Matchmaker has a consistent humorous tone: one-liners abound and a little physical comedy makes the volume a pleasant yet predictable read. The book is positive, affirming, and welcoming, while still managing to deal with things like long COVID, antidepressant use, stress from gender transition, and other heavy topics. That being said, the tone of Matchmaker is largely one-note, and the conflict, inasmuch as it exists, is between the characters and the State of Things (main character Kimmy at one point complains that “Capitalism is trying to stop me from having gay sex.”) Being broke and sharing cash is a large part of the comic, but economic fragility and being working class are more often part of the one-liners that carry the comics’ humor. To be fair, Matchmaker does have a lot to say, politically, in its obvious and affirming queerness, which is in itself a radical act when contrasted against the current social milieu. But in any other aspect of life, Matchmaker gestures at politics rather than having a political argument.

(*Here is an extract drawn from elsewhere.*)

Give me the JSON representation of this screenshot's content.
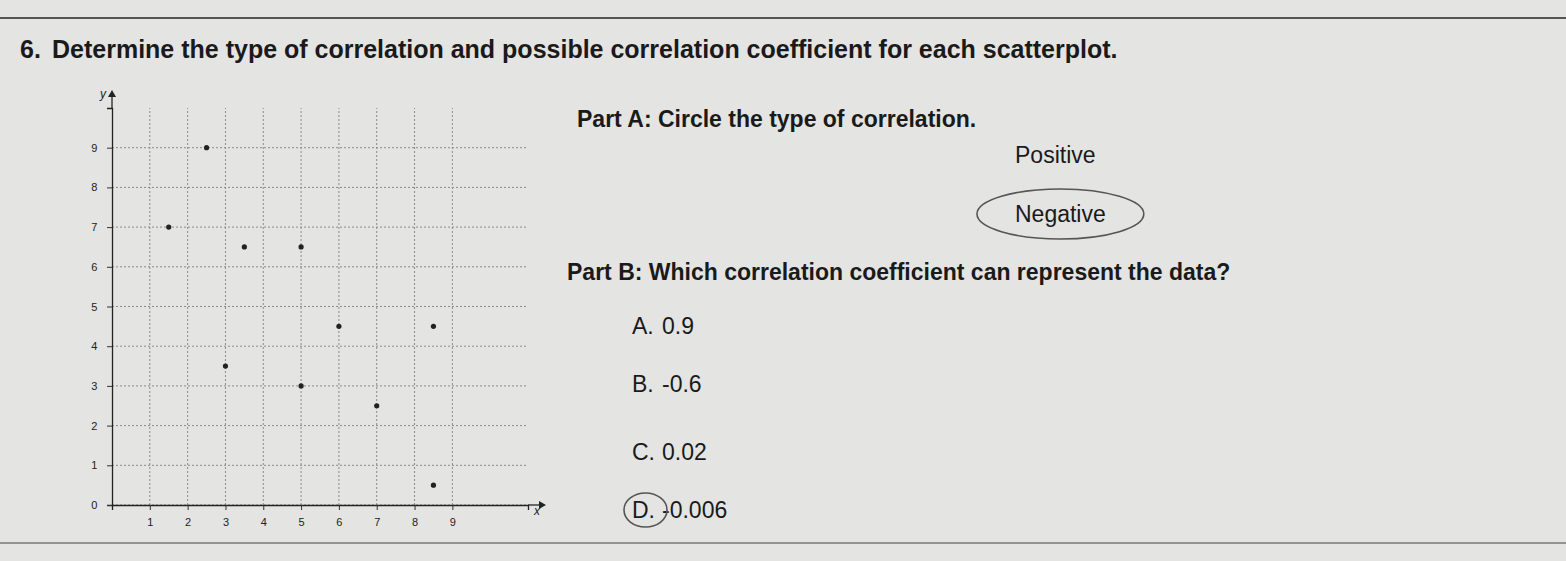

And honestly, that’s just fine. The thing Matchmaker is attempting to do is to create a character-focused drama that’s queer, cute, cozy, and sort of slutty, and it does that really well. The comics are funny, the cartooning is simple but attractive, and it holds itself together pretty well, even if the ending feels a bit rushed. It’s a wholesome chicken soup for the queer soul. If that’s what you want out of a book right now, well, Matchmaker is prime picking. Throughout the book, what rests with you as the reader is the conviction of all its characters that everything is going to be okay. In the depths of a horrible pandemic, and in a society that discriminates against queer people, that simple assertion, that “everything is gonna be alright,” carries enough weight to pull Matchmaker through to a satisfying conclusion.